The paper says job switching can result in higher wage gains for workers and improved productivity for firms as they attract the skills they need.

Quay Law competition lawyer Dave Poddar said multi-employer agreements were exempt from competition law as they involved employment conditions and were statutory instruments.

But he said the air-conditioning deal’s prioritisation of the group’s existing workforce was a “little inconsistent with the principles of independent companies having to bid for their labour”.

“You have to get workers from the pool rather than dipping into the sea,” he said.

“It doesn’t give future employees job opportunities.”

The question was “is it in the best interests of the individual?”.

“When the economy is tight people are prepared to do it. But an inhibition on being able to externally hire, you would think, is covered by normal principles of competition.”

Industrial relations barrister Jeffrey Phillips, SC, said he “did not see any problem” with pooled labour as the arrangement would ensure continuity of employment through downturns.

“It’s effectively a joint venture in terms of labour,” he said. “It’s a way to cut out labour hire because labour hire comes at great cost.”

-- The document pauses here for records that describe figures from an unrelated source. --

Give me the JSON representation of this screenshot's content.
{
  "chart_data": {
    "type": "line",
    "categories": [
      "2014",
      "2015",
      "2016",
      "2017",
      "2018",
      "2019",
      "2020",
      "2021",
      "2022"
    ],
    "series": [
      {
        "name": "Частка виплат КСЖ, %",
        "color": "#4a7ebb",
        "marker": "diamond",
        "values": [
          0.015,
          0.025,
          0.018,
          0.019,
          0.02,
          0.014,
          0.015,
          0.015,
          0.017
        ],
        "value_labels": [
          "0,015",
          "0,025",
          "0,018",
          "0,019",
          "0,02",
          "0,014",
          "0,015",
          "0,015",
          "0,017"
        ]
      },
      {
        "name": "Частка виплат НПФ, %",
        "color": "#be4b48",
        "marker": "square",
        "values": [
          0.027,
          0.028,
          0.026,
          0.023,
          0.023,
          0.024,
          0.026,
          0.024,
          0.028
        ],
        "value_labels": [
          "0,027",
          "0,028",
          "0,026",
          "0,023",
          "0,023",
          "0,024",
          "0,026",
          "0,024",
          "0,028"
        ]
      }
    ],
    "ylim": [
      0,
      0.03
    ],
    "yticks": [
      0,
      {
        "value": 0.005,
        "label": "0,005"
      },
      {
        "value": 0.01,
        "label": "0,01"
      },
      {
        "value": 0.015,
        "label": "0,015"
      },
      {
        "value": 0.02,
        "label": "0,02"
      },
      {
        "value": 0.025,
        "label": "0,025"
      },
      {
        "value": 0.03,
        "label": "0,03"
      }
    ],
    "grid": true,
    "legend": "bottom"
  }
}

However, he noted older workforce arrangements had allowed unions to control new hires, such as in the mining industry where a worker could only be hired if they were a union member.

In 1984, the Federal Court found the mining union unlawfully refused to let a coal mine’s potential new hire join the union on the basis his father wasn’t a member, resulting in the mine withdrawing its job offer.

Recently, in 2021, the Maritime Union of Australia secured recruitment quotas that required Hutchison Ports to source up to 70 per cent new wharfies from employees’ “families and friends” and a union list.